Not much has happened on the website, and I haven’t done any new Ovid translations for the moment. The next project there will be the Pyramus and Thisbe section of the METAMORPHOSES, I think. I’ve read it over and I’m looking forward to doing the translation, but I’ve really been concentrating on SKY to the exclusion of most other things.

I’ll close with a bit of history which I wouldn’t mention had PUBLISHERS’ WEEKLY not resurrected it. The April 7 issue had an article on Military SF which struck me as amazingly knowledgeable until I noticed that it was by Scott Connors, whereupon I was no longer amazed. (Scott knows his stuff.)

The article quotes Bruce Sterling, a journalist who at one time was also a significant SF writer, as saying (I think in 1983) that writers of Military SF have an “ideological solidarity, which gives them the sort of shock-troop discipline that Lenin instilled in the Bolsheviks.” If you believe that Jerry Pournelle, Janet Morris, and I (to pick three writers whom I recall Mr Sterling named specifically) have _any_ ideological similarity, then there’s a bridge in Brooklyn that I’d like to offer you a good deal on.

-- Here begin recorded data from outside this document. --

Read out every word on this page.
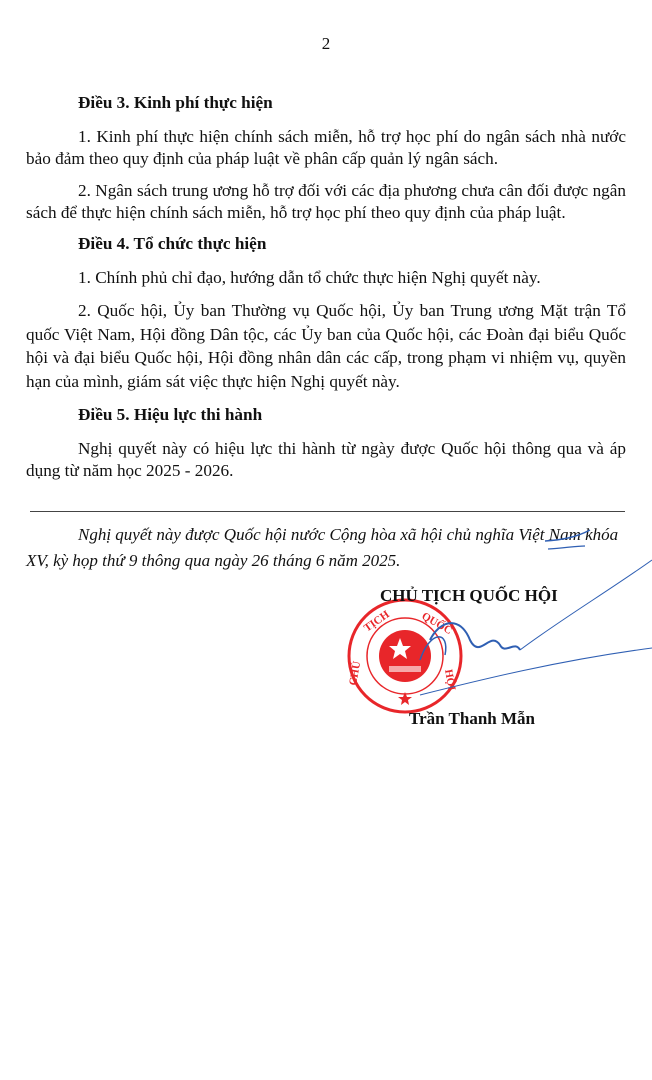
2
Điều 3. Kinh phí thực hiện
1. Kinh phí thực hiện chính sách miễn, hỗ trợ học phí do ngân sách nhà nước bảo đảm theo quy định của pháp luật về phân cấp quản lý ngân sách.
2. Ngân sách trung ương hỗ trợ đối với các địa phương chưa cân đối được ngân sách để thực hiện chính sách miễn, hỗ trợ học phí theo quy định của pháp luật.
Điều 4. Tổ chức thực hiện
1. Chính phủ chỉ đạo, hướng dẫn tổ chức thực hiện Nghị quyết này.
2. Quốc hội, Ủy ban Thường vụ Quốc hội, Ủy ban Trung ương Mặt trận Tổ quốc Việt Nam, Hội đồng Dân tộc, các Ủy ban của Quốc hội, các Đoàn đại biểu Quốc hội và đại biểu Quốc hội, Hội đồng nhân dân các cấp, trong phạm vi nhiệm vụ, quyền hạn của mình, giám sát việc thực hiện Nghị quyết này.
Điều 5. Hiệu lực thi hành
Nghị quyết này có hiệu lực thi hành từ ngày được Quốc hội thông qua và áp dụng từ năm học 2025 - 2026.
Nghị quyết này được Quốc hội nước Cộng hòa xã hội chủ nghĩa Việt Nam khóa XV, kỳ họp thứ 9 thông qua ngày 26 tháng 6 năm 2025.
TỊCH	QUỐC
CHỦ	HỘI
CHỦ TỊCH QUỐC HỘI
Trần Thanh Mẫn
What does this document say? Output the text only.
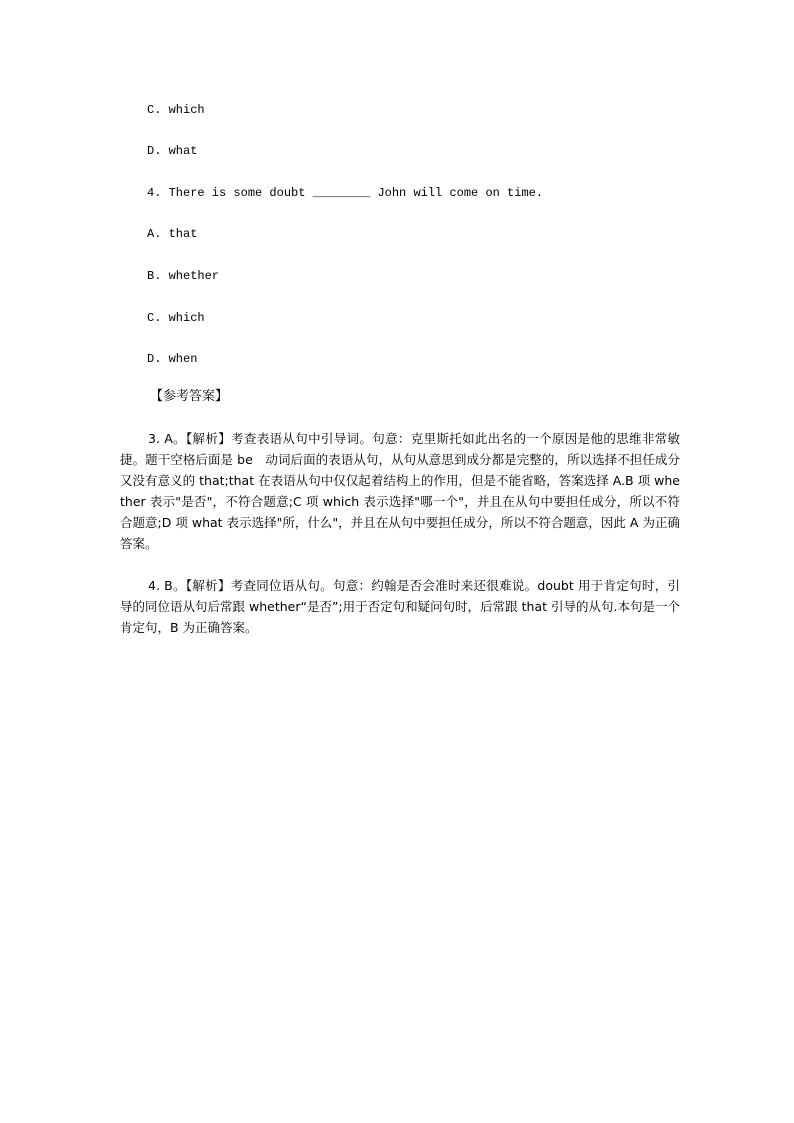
C. which
D. what
4. There is some doubt ________ John will come on time.
A. that
B. whether
C. which
D. when
【参考答案】
3. A。【解析】考查表语从句中引导词。句意：克里斯托如此出名的一个原因是他的思维非常敏捷。题干空格后面是 be　动词后面的表语从句，从句从意思到成分都是完整的，所以选择不担任成分又没有意义的 that;that 在表语从句中仅仅起着结构上的作用，但是不能省略，答案选择 A.B 项 whether 表示"是否"，不符合题意;C 项 which 表示选择"哪一个"，并且在从句中要担任成分，所以不符合题意;D 项 what 表示选择"所，什么"，并且在从句中要担任成分，所以不符合题意，因此 A 为正确答案。
4. B。【解析】考查同位语从句。句意：约翰是否会准时来还很难说。doubt 用于肯定句时，引导的同位语从句后常跟 whether“是否”;用于否定句和疑问句时，后常跟 that 引导的从句.本句是一个肯定句，B 为正确答案。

Twenty-five years ago I was more naive than I’ve become since, however, so I thought Mr Sterling had just made a mistake. I called him to say that I’d never met Jerry and I certainly wasn’t a disciple of his. I thought that similar things were true of most of the other people Mr Sterling mentioned.

Mr Sterling replied, “I don’t care about facts. People can get facts anywhere. What I’m doing is molding public opinion.”

We ended the phone call on the same polite basis that we’d conducted it to that point. There really wasn’t any response I could make to someone whose view of facts differed so sharply from mine.

But it’s something you might keep in mind when you read the PW article, and more generally if you read Mr Sterling’s journalism.

Back to finishing IN THE STORMY RED SKY!